Diamanda Dramm’s new album, The Brain Book, is made up of songs using my poems from two books - The Great Apes and I will show you the life of the mind (on prescription drugs) - mashed together. The album will be launched in Dublin on April Friday 29th as part of New Music Dublin. Tickets here for the event which Ill be performing at https://www.newmusicdublin.ie/songs-from-the-brain-book
A note on : upcoming Broken Sleep launch event on April 30th
Should be a good one indeed, April 30th, launching my Great Apes online https://www.brokensleepbooks.com/product-page/sj-fowler-the-great-apes
A note on - Living Words : Catalan Poetry and Performance
April Sunday 10th : 2pm Iklectik Artlab
Free Entrance
Old Paradise Yard, 20 Carlisle Ln, London SE1 7LG
www.europeanpoetryfestival.com/catalan
with performances byMireia Calafell and Björt Rùnars / Amy Cutler / Maria Sevilla and Joan Martínez / Mischa Foster Poole / Laia Martínez and Jaume Reus, known as Jansky / David Spittle
A unique afternoon of live Catalan literature, celebrating the innovative and performative brilliance of three contemporary Catalan poets and their musical collaborators. Representing a new wave of poets to whom experimentation and performance are core to their understanding of literature, and held at the remarkable Iklectik Artlab in Waterloo, this event will also feature three British poets, presenting brand new live works in response to the visitors - in acts of homage, collaboration and playful hospitality.

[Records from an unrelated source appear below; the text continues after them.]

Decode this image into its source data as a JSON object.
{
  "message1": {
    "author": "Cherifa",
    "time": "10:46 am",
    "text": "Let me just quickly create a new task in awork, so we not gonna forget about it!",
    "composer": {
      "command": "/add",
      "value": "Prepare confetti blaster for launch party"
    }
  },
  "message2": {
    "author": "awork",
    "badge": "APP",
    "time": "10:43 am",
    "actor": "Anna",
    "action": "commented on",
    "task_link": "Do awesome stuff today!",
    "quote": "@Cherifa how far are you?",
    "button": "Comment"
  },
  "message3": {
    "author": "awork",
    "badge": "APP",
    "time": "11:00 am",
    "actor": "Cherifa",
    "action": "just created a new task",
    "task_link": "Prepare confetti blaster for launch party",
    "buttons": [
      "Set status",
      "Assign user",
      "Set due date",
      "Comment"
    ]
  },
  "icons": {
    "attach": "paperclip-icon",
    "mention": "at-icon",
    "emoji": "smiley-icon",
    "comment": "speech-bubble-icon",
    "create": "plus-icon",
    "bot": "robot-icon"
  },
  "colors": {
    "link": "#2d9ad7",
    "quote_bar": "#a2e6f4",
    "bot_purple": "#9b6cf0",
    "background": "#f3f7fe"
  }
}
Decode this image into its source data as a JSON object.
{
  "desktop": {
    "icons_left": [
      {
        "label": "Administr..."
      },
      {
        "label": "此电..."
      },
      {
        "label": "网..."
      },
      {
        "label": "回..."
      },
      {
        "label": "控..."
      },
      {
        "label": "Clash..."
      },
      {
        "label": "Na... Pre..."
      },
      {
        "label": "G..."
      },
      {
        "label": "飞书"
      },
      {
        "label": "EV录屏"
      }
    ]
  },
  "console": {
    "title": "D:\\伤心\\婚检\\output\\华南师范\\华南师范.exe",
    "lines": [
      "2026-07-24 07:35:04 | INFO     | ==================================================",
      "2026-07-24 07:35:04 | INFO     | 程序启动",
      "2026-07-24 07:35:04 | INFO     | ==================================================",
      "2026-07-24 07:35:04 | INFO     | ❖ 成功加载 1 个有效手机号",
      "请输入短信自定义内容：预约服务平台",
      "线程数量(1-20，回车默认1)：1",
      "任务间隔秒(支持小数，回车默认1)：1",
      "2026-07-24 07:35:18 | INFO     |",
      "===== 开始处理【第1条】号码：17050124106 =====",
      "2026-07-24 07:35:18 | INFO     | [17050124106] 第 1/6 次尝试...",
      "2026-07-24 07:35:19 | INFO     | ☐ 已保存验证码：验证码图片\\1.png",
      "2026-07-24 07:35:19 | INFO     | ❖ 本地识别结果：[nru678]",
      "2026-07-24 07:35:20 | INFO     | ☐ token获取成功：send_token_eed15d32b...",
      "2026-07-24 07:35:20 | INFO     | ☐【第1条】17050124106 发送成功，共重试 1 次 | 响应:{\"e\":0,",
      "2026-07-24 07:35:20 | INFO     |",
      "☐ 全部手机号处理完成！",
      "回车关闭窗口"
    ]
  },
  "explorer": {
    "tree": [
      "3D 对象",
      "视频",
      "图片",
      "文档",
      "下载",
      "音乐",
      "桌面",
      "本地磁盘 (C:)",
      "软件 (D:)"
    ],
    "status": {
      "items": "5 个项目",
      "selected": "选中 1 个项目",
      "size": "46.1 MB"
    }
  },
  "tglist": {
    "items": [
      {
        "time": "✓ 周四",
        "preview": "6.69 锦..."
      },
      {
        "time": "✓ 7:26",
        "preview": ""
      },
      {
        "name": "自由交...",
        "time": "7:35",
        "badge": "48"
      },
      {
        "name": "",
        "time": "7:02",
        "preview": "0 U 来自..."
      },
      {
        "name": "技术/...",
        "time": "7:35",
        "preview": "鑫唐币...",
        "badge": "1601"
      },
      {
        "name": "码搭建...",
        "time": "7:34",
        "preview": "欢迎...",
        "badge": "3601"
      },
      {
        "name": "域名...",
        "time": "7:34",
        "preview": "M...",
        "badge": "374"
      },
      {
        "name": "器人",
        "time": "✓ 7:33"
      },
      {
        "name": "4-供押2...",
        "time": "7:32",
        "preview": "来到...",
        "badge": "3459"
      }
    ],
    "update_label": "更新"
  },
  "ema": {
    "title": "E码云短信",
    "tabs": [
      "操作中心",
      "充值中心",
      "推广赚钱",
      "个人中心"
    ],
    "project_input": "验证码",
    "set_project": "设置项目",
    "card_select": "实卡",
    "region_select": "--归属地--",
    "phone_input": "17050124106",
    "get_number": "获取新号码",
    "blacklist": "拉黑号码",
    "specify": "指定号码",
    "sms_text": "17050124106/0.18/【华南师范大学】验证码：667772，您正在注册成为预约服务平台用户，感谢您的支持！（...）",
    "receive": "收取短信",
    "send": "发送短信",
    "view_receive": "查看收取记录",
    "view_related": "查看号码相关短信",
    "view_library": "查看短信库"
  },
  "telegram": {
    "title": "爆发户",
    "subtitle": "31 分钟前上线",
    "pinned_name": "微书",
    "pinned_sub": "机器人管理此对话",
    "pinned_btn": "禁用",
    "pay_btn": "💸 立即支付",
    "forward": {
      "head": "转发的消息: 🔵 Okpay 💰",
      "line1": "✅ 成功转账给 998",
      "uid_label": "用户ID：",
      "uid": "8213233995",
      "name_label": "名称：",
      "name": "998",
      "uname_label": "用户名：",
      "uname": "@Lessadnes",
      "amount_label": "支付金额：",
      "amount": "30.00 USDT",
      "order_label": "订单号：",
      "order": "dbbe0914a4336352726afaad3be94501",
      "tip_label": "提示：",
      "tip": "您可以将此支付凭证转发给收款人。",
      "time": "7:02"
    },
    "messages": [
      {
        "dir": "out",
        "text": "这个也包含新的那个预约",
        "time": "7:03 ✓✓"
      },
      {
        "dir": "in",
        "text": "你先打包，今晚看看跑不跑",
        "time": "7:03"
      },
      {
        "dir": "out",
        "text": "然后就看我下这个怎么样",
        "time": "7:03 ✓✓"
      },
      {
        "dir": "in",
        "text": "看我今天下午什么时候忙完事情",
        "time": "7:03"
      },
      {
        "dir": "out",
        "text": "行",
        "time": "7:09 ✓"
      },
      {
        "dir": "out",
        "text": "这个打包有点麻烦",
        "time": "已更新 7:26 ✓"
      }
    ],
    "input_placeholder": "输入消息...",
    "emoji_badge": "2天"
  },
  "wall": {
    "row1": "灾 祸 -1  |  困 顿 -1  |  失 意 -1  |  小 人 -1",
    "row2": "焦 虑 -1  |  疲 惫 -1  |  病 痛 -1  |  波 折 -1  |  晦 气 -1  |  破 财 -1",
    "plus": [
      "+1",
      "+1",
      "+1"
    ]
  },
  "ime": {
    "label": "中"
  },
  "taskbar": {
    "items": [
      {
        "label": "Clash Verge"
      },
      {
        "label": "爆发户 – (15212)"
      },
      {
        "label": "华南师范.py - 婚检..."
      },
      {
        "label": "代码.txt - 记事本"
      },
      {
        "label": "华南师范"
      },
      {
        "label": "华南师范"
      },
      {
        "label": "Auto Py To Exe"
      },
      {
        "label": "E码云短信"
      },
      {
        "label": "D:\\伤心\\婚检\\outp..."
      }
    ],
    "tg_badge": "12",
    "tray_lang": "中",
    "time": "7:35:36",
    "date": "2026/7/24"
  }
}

The event will also be a wider celebration of Catalan culture, to be followed by an informal sampling of regional drink and food. This event is part of Spotlight on Catalan Culture in the UK, an arts and culture festival taking place from March to June 2022. Curated by SJ Fowler.
A note on : Great Apes launch at St Johns on Bethnal Green - April 7th
Officially my tenth poetry collection, exactly eleven years after I launched my first, will be launched at the remarkable Gothic church St Johns on Bethnal Green in London, on April Thursday 7th, at 7pm doors, with free entrance.
It’s my third publication from the brilliant Broken Sleep Books and as such I’ve asked 9 poets from their list to also read / perform on the night.
David Spittle, who will also be launching his new book in the flesh, alongside Cai Draper, Fiona Larkin, Rishi Dastidar, Stuart McPherson, George Ttoouli, Annie Katchinska, Bobby Parker and Chris Kerr.
The event won’t be ape themed, though that was a temptation, but in such an amazing venue it should be a really varied and brilliant event, reflecting the genuinely varied nature of the BS list. All the better for that.
The event is free, but please do bring a few bob for the book table.
The Great Apes is available to pre-order here https://www.brokensleepbooks.com/product-page/sj-fowler-the-great-apes
Here is the venue’s website too, lovely people https://www.stjohnonbethnalgreen.org/
A note on : five lovely skeletons! at Vigeland Mausoleum, Oslo
an excerpted video of my 70 minute improvised collaboration with Bard Torgersen, Dario Fariello, Alex Riva and co in the almost indescribable murk of the Emanuel Vigeland Mausoleum in Oslo. it was a memorable hour, entirely unprepared and entirely responsive.
A note on : SEEN AS READ - Online Course on Visual Poetry
https://www.poembrut.com/courses An online course. Begins April 3rd 2022, running for 7 weeks.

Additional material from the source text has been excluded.